Wal-Mart has a major problem indeed.


4 Responses

  1. christina says:

    …As far as returns to Wal Mart ,They only allow 3 I believe in a years time without a receipt! …So if your like me, and lose receipts, well you may be s.o.l.! Another way I learned to save money is coupons! Iv never saved the crazy amounts the women on the EXTREME COUP. SHOWS… do, but iv said $50 to $60 dollars at a time. WELL…I endured one harassing trip to a local Wal Mart that left me never wanting to go back! (take to long to explain the whole story!) It was an embarrassing scene caused by several employees and a manager! Had the whole front of the store staring and trying to figure out what I had done…WHICH WAS NOTHING, EXCEPT TRY AND SAVE MONEY! My coupons did all match, but it was like they had a problem with me saving money…like a had stole something! They said if I didnt like it, I could call corp., Too Bad! I did, but it didnt do shit! They gave me the run a round about who did what, who’s to blame, and one manager even wanted to blame me!…but also stated that “…WELL, IN THE END YOU SAVED MONEY DIDNT YOU? SOMETIMES THESE THINGS HAPPEN…BLAH!, BLAH!, BLAH! I called him an ass, and hung up. WAL MART ADVERTISING CRAP ABOUT WANTING TO SAVE YOU MONEY…SHOULD REALLY BE, “WANTING TO TAKE YOUR MONEY…”

  2. jqp says:

    Alfonso,

    The TSG is a joke to many who have actually tried to return products with which they were not satisfied. There several exceptions to the “guarantee”. Even if your item qualifies for return, depending on the day, the customer service rep and any other context, you may find yourself out of luck.

    Sounds great on paper, but without consistency in execution/enforcement it’s not a value proposition I’d bank on.

  3. Hi Tim, Great blog, I had no idea it was yours. you gave me lessons in an executive program at Kellogg.

    I think Wal-Mart has other values ​​as important as low prices, such as its Total Satisfaction Guarantee. “If you do not like the product, simply return and no questions about.”

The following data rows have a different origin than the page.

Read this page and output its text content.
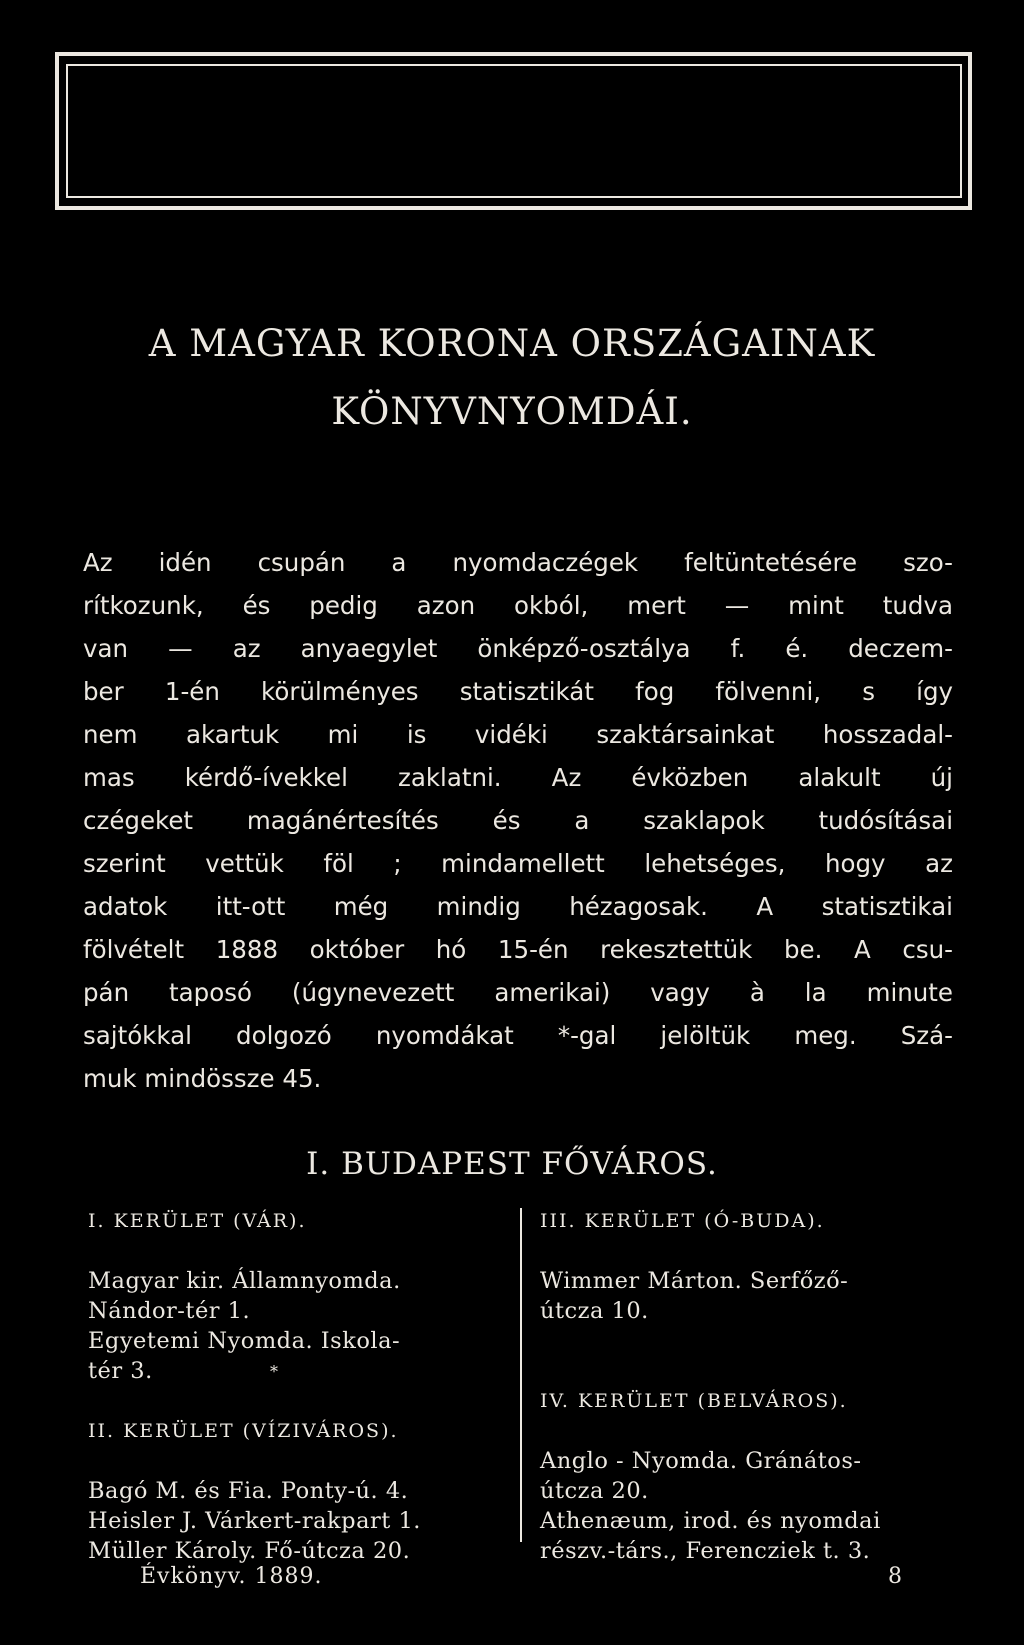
A MAGYAR KORONA ORSZÁGAINAK
KÖNYVNYOMDÁI.
Az idén csupán a nyomdaczégek feltüntetésére szo-
rítkozunk, és pedig azon okból, mert — mint tudva
van — az anyaegylet önképző-osztálya f. é. deczem-
ber 1-én körülményes statisztikát fog fölvenni, s így
nem akartuk mi is vidéki szaktársainkat hosszadal-
mas kérdő-ívekkel zaklatni. Az évközben alakult új
czégeket magánértesítés és a szaklapok tudósításai
szerint vettük föl ; mindamellett lehetséges, hogy az
adatok itt-ott még mindig hézagosak. A statisztikai
fölvételt 1888 október hó 15-én rekesztettük be. A csu-
pán taposó (úgynevezett amerikai) vagy à la minute
sajtókkal dolgozó nyomdákat *-gal jelöltük meg. Szá-
muk mindössze 45.
I. BUDAPEST FŐVÁROS.
I. KERÜLET (VÁR).
Magyar kir. Államnyomda.
Nándor-tér 1.
Egyetemi Nyomda. Iskola-
tér 3.
II. KERÜLET (VÍZIVÁROS).
Bagó M. és Fia. Ponty-ú. 4.
Heisler J. Várkert-rakpart 1.
Müller Károly. Fő-útcza 20.
III. KERÜLET (Ó-BUDA).
Wimmer Márton. Serfőző-
útcza 10.
IV. KERÜLET (BELVÁROS).
Anglo - Nyomda. Gránátos-
útcza 20.
Athenæum, irod. és nyomdai
részv.-társ., Ferencziek t. 3.
*
Évkönyv. 1889.	8
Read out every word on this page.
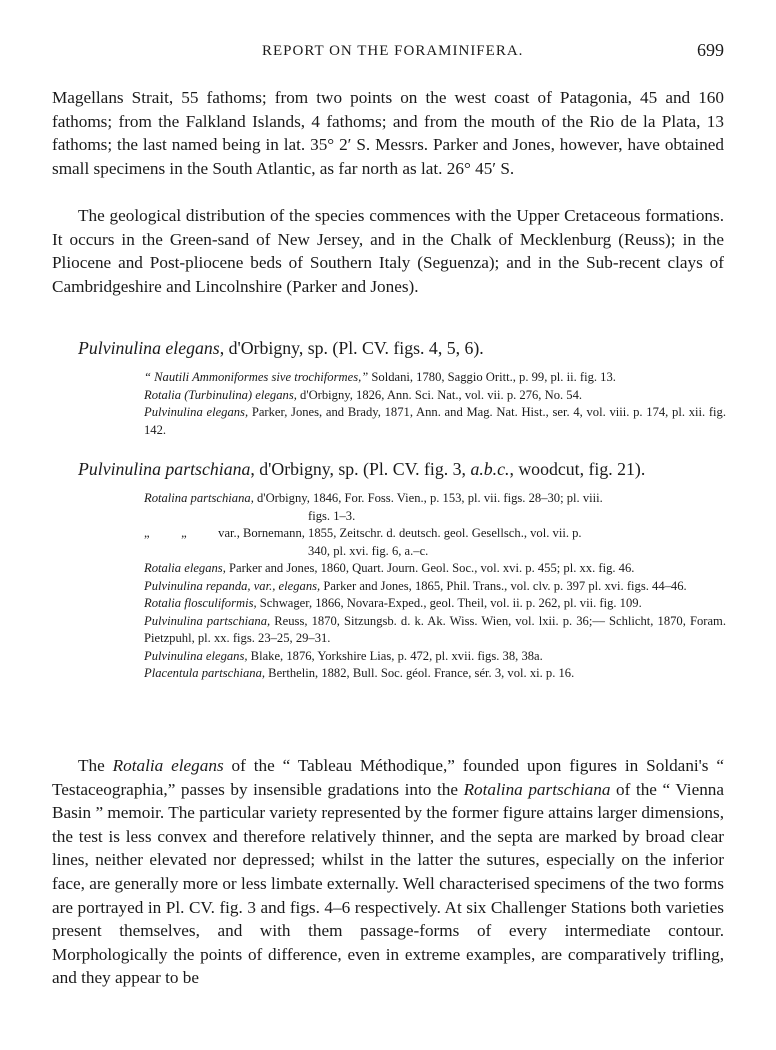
REPORT ON THE FORAMINIFERA.	699

Magellans Strait, 55 fathoms; from two points on the west coast of Patagonia, 45 and 160 fathoms; from the Falkland Islands, 4 fathoms; and from the mouth of the Rio de la Plata, 13 fathoms; the last named being in lat. 35° 2′ S. Messrs. Parker and Jones, however, have obtained small specimens in the South Atlantic, as far north as lat. 26° 45′ S.

The geological distribution of the species commences with the Upper Cretaceous formations. It occurs in the Green-sand of New Jersey, and in the Chalk of Mecklenburg (Reuss); in the Pliocene and Post-pliocene beds of Southern Italy (Seguenza); and in the Sub-recent clays of Cambridgeshire and Lincolnshire (Parker and Jones).

Pulvinulina elegans, d'Orbigny, sp. (Pl. CV. figs. 4, 5, 6).

“ Nautili Ammoniformes sive trochiformes,” Soldani, 1780, Saggio Oritt., p. 99, pl. ii. fig. 13.

Rotalia (Turbinulina) elegans, d'Orbigny, 1826, Ann. Sci. Nat., vol. vii. p. 276, No. 54.

Pulvinulina elegans, Parker, Jones, and Brady, 1871, Ann. and Mag. Nat. Hist., ser. 4, vol. viii. p. 174, pl. xii. fig. 142.

Pulvinulina partschiana, d'Orbigny, sp. (Pl. CV. fig. 3, a.b.c., woodcut, fig. 21).

Rotalina partschiana, d'Orbigny, 1846, For. Foss. Vien., p. 153, pl. vii. figs. 28–30; pl. viii.

figs. 1–3.

„          „          var., Bornemann, 1855, Zeitschr. d. deutsch. geol. Gesellsch., vol. vii. p.

340, pl. xvi. fig. 6, a.–c.

Rotalia elegans, Parker and Jones, 1860, Quart. Journ. Geol. Soc., vol. xvi. p. 455; pl. xx. fig. 46.

Pulvinulina repanda, var., elegans, Parker and Jones, 1865, Phil. Trans., vol. clv. p. 397 pl. xvi. figs. 44–46.

Rotalia flosculiformis, Schwager, 1866, Novara-Exped., geol. Theil, vol. ii. p. 262, pl. vii. fig. 109.

Pulvinulina partschiana, Reuss, 1870, Sitzungsb. d. k. Ak. Wiss. Wien, vol. lxii. p. 36;— Schlicht, 1870, Foram. Pietzpuhl, pl. xx. figs. 23–25, 29–31.

Pulvinulina elegans, Blake, 1876, Yorkshire Lias, p. 472, pl. xvii. figs. 38, 38a.

Placentula partschiana, Berthelin, 1882, Bull. Soc. géol. France, sér. 3, vol. xi. p. 16.

The Rotalia elegans of the “ Tableau Méthodique,” founded upon figures in Soldani's “ Testaceographia,” passes by insensible gradations into the Rotalina partschiana of the “ Vienna Basin ” memoir. The particular variety represented by the former figure attains larger dimensions, the test is less convex and therefore relatively thinner, and the septa are marked by broad clear lines, neither elevated nor depressed; whilst in the latter the sutures, especially on the inferior face, are generally more or less limbate externally. Well characterised specimens of the two forms are portrayed in Pl. CV. fig. 3 and figs. 4–6 respectively. At six Challenger Stations both varieties present themselves, and with them passage-forms of every intermediate contour. Morphologically the points of difference, even in extreme examples, are comparatively trifling, and they appear to be
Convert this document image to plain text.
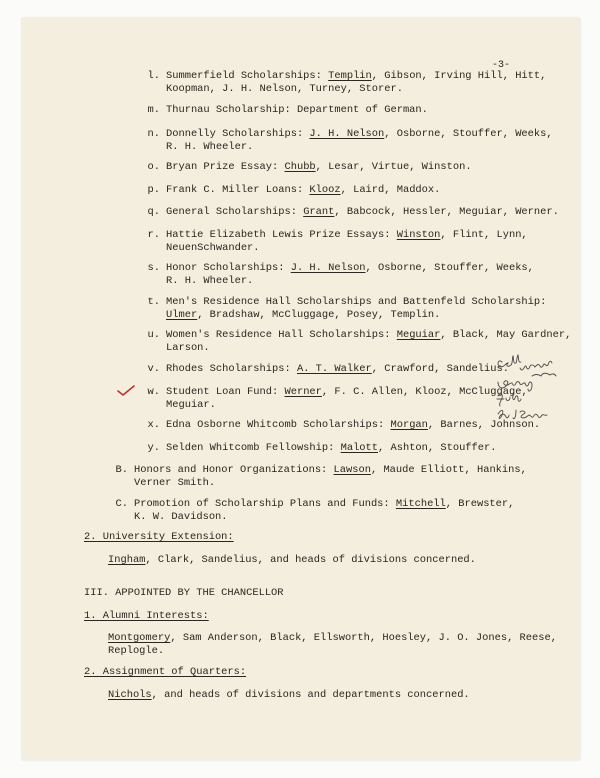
-3-
l. Summerfield Scholarships: Templin, Gibson, Irving Hill, Hitt,
Koopman, J. H. Nelson, Turney, Storer.
m. Thurnau Scholarship: Department of German.
n. Donnelly Scholarships: J. H. Nelson, Osborne, Stouffer, Weeks,
R. H. Wheeler.
o. Bryan Prize Essay: Chubb, Lesar, Virtue, Winston.
p. Frank C. Miller Loans: Klooz, Laird, Maddox.
q. General Scholarships: Grant, Babcock, Hessler, Meguiar, Werner.
r. Hattie Elizabeth Lewis Prize Essays: Winston, Flint, Lynn,
NeuenSchwander.
s. Honor Scholarships: J. H. Nelson, Osborne, Stouffer, Weeks,
R. H. Wheeler.
t. Men's Residence Hall Scholarships and Battenfeld Scholarship:
Ulmer, Bradshaw, McCluggage, Posey, Templin.
u. Women's Residence Hall Scholarships: Meguiar, Black, May Gardner,
Larson.
v. Rhodes Scholarships: A. T. Walker, Crawford, Sandelius.
w. Student Loan Fund: Werner, F. C. Allen, Klooz, McCluggage,
Meguiar.
x. Edna Osborne Whitcomb Scholarships: Morgan, Barnes, Johnson.
y. Selden Whitcomb Fellowship: Malott, Ashton, Stouffer.
B. Honors and Honor Organizations: Lawson, Maude Elliott, Hankins,
Verner Smith.
C. Promotion of Scholarship Plans and Funds: Mitchell, Brewster,
K. W. Davidson.
2. University Extension:
Ingham, Clark, Sandelius, and heads of divisions concerned.
III. APPOINTED BY THE CHANCELLOR
1. Alumni Interests:
Montgomery, Sam Anderson, Black, Ellsworth, Hoesley, J. O. Jones, Reese,
Replogle.
2. Assignment of Quarters:
Nichols, and heads of divisions and departments concerned.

    It is a very important value of the brand.

    regards

  4. Debbi Evans says:

    This reminds me of an interview we ran with Stanford neuroscientist Baba Shiv. He argued that there was a problem when brands tried to compete on price at all, as it put consumers into a rational rather than emotional mindset when interacting with their products, ultimately leading to less loyalty and greater switching behaviours.